Now, I only read this because H did her masters on YA fiction, and this was one of the book series that she focused on (I won't say more, because it's not my dissertation.) So, I read this in the hope that this would give me a plausible reason for getting to read her dissertation! Well, as H warned me, it was... well, terrible. I don't think she put it as strongly, but that was my feeling. It was ridiculous, cliched, predictable, over convoluted and all-round irritating. It wasn't even well written. I struggled through it just so I could say I had read it, but it really wasn't worth it. Needless to say, I will not be reading the others in the series.
Another Jodi Picoult - my comfort reading. I enjoyed this one a lot. Not my favourite of her books, but still very good. It tells the story of a female anthropologist, Cassie, and her private struggle with abuse from her world-reknowned movie star husband, Alex Rivers. I enjoyed the first half of the book much more than the second; when she had regained her memories and had run away to live in a reservation with native American Indians, it just didn't seem as real. I'm sure Picoult did her research, but it is unlikely to be something that she had personal experience with, and this, for me, showed. I put myself in a state of suspended disbelief and kept going, but it still had an undertone of unreality. Still, a good read overall.

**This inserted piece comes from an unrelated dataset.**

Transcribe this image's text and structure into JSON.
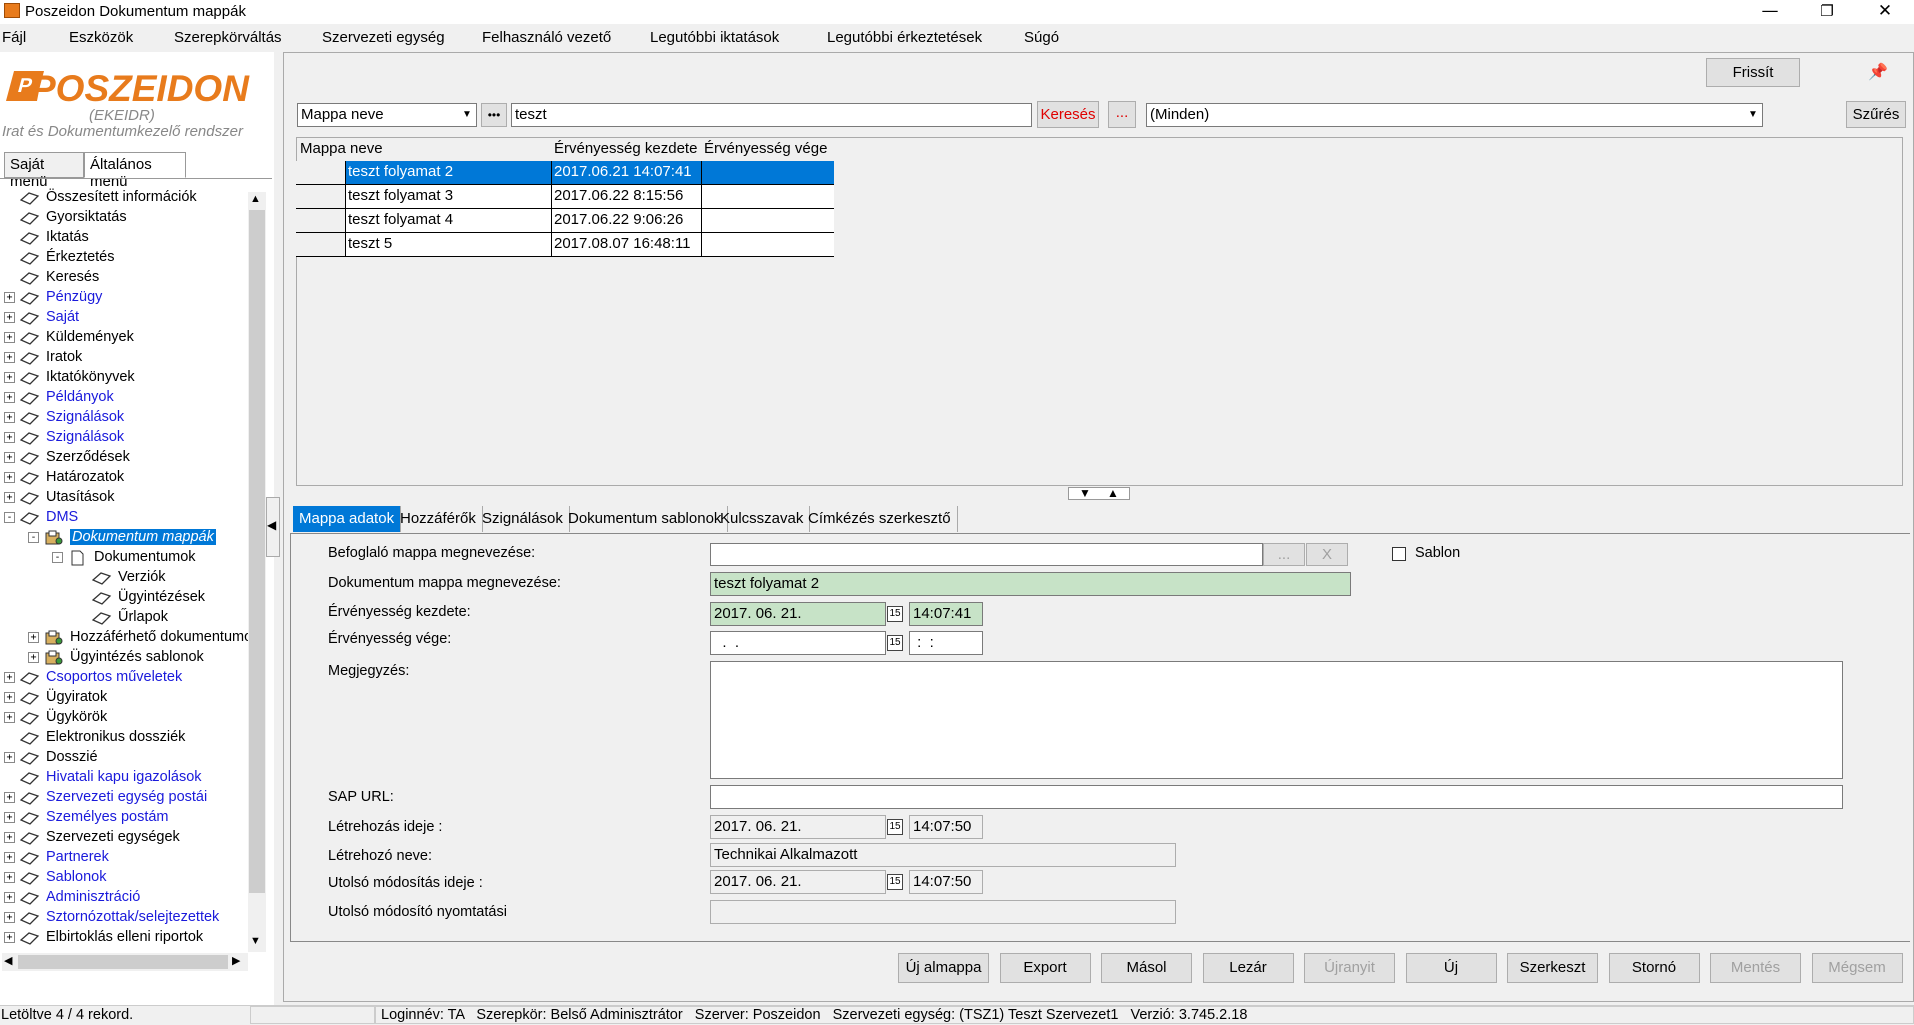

Both, The Spare Room and My Lover's Lover were books someone picked up for me from a charity shop. I don't have much to say on them - they were okay. Not stellar, not terrible. Disastifying.
So, onto The Man Booker Shortlist!
These are my four (out of six) so far. Now, in case people (A&J principally as I don't think anyone else reads this blog) has not read these, I will post links to my Good Reads reviews, so as not to spoil them for anyone.
And now I'm onto The Luminaries by Eleanor Catton which is a monster of a book: over 800 pages! I'm more than half way though, so well on track to finish reading the short list before the announcement.
Hope someone, somewhere enjoyed reading this!